Тем временем Петр и Ермохин наносили валежника, развели костер и, сонно щурясь, млели около него, удовлетворенно поглядывая на кузов машины, где «высшее начальство» безмолвно чистило картофель.
— Э-эй, тетери, — гаркнул Андрей, по-обезьяньи, неслышно подкравшись к ним.
Ермохин сплюнул сердито:
— Тьфу ты, дьявол!
Петр вскочил, бросился на Андрея, стремясь в отместку свалить его.
Яков Яковлевич, покрякивая, суетился около костра, прилаживая к огню ведро с картошкой.
— Эй, жеребцы! — кричал он, повернув голову к барахтавшимся. — Несите Антона к огню поближе, озяб парень.
Те послушно зашагали к дороге, где спал шофер, и вскоре оттуда послышались смех, удалые выкрики и недоуменное мычание поднятого за голову и ноги Антона.
За стеной леска, сквозь чащу, брызнуло солнце. Бронзой полыхнули стволы сосен, засверкали слезки росы на травах. Ленивый столб дыма над костром потянуло ветром, склонило к земле.
Где-то в хвое, высоко над землей, послышалось нежное и звонкое: «Тьюп-фитити, тьюп-фитити».
Петр поднял глаза, долго смотрел на сосны, стараясь разглядеть певунью, но так и не увидел.
— Вот, дурак, — в шутку грубо толкнул его локтем Андрей, — чего рот разинул? Мало слышать — давай погляжу!
Сверху, не умолкая, продолжал заливаться над лесом, озаренным солнцем, маленький звонкий колокольчик: «Тьюп-фитити, тьюп-фитити». И откуда-то издали, чуть слышно, неслось в ответ такое же чистое и нежное: «Тьюп-фитити, тьюп-фитити». Начинался день.
…Завтракали молча, кто лежа, кто на корточках. Антон первый положил ложку и, устало жмуря красные веки, свернулся калачиком и тут же захрапел. Потом рядом с ним прилегли и Ермохин с Андреем.
— Умаялись хлопцы, — деловито выскребая ложкой дно ведра, прошепелявил набитым ртом Груздев.
Петр мешал обугленной палкой дымившие головни. Бросив ложку в ведро, Яков Яковлевич подсел к нему и, сыто отдуваясь, спросил:
— Ну как, доволен? Не жалеешь, что поехал?
— Лет пятнадцать не бывал вот так в лесу…
— То-то, держись, брат, за меня, со мной не пропадешь.
Петр не ответил, неприятно удивленный откровенно покровительственным тоном начальника.

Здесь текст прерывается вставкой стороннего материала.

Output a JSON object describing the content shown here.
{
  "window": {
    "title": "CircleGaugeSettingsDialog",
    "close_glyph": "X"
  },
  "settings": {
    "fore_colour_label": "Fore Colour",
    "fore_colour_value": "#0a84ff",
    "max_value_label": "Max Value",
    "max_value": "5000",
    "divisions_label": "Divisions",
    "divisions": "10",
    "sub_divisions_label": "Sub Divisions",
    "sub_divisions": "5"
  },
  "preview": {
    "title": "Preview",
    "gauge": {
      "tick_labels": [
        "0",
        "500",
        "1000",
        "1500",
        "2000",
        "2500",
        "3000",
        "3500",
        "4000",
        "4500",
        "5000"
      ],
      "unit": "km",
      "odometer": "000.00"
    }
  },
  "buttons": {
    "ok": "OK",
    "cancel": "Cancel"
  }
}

— Я, брат, за молодежь всегда горой стою, — сказал Яков Яковлевич, попыхивая дымком папиросы. — Ни в чем ей отказу нет с моей стороны. Понадобилась машина — на́ машину. Иду в гараж: «Иван Авдеич, наше вам!» — «Здравствуйте». — «Хотим отпуск в лесу провести, машину не устроишь?» — «Можно, пожалуй…» И устроит. Другому не даст, даже если директор прикажет, найдет причину, умная голова, а мне безотказно дает. А почему? Увижу его и еще издали кричу: «Здравствуй, Иван Авдеич!». А старик растет. Шутка ли, начальник прокатки так любезен с ним, хо-хо-хо!
— Да, — неопределенно пробормотал Петр.
— И насчет тебя начальство уломал в две минуты. Он мне было доказывать начал: только, дескать, поступил человек — и в начальники, кабы чего не вышло Так-то вот, — вздохнул он, поднимаясь, — давай-ка и мы похрапим. А то до Чесноковки еще порядком потрястись придется.

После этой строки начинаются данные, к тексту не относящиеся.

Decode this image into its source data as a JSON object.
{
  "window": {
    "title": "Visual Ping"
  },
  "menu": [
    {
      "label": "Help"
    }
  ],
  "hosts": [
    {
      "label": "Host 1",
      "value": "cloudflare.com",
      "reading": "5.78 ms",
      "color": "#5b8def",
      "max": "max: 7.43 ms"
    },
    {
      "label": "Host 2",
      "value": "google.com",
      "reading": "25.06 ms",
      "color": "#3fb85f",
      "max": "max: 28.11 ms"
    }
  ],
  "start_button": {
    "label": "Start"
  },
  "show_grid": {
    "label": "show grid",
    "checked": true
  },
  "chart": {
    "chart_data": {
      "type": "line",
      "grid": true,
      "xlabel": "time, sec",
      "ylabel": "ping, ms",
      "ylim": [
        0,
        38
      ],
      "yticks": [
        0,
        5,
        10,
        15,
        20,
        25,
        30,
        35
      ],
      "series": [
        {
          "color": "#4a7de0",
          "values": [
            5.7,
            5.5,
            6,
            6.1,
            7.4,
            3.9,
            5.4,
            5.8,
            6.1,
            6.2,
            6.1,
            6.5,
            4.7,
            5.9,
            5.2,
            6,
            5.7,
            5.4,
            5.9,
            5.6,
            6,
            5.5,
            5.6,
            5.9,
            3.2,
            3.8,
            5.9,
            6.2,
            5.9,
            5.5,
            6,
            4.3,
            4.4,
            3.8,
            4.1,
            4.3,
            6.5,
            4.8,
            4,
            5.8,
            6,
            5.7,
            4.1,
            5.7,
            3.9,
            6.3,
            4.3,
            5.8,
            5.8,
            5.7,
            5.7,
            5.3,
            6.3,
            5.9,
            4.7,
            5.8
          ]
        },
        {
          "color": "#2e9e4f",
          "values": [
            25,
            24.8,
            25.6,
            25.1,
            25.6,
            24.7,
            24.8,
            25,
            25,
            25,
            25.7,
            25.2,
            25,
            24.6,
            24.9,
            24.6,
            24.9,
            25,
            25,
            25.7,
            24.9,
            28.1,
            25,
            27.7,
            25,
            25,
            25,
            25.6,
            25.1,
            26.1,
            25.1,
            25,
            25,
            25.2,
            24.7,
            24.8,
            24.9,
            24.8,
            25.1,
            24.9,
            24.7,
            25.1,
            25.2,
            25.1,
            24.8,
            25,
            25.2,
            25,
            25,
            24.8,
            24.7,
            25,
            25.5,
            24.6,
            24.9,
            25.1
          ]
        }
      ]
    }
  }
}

…В Чесноковку приехали к полудню. Машина неслась по пыльной деревенской улице с хорошим ветерком и прямо с ходу остановилась у дома в четыре окна.
Тотчас распахнулась калитка, и крупный мужик в галифе приятельски замахал рукой прыгавшим с машины путникам. Он провел гостей в дом.
В доме было прохладно, тихо. Толстая женщина, накинув платок и спрятав что-то под его концами у груди, бросилась к дверям.
— Побольше, смотри! — крикнул ей вслед хозяин, а про себя подумал: «Черта толстого не напоишь, ничего иметь не будешь. Взятки кабан любит».
Женщина скоро вернулась и пригласила всех к столу.
Хозяин — председатель колхоза, ни на минуту не умолкая, рассказывал льстиво, что все по электрификации у них сделано, и бригада прокатного, в порядке шефства проводившая эту работу, третий день как бездельничает.
Груздев, довольно жмурясь, слушал его, улыбался, чокался с ним, шептал на ухо что-то.
— Знаю, — недвусмысленно сказал он Груздеву, — знаю, шефушка, что не забываешь нас. У тебя, ей-богу, в долгу не будем…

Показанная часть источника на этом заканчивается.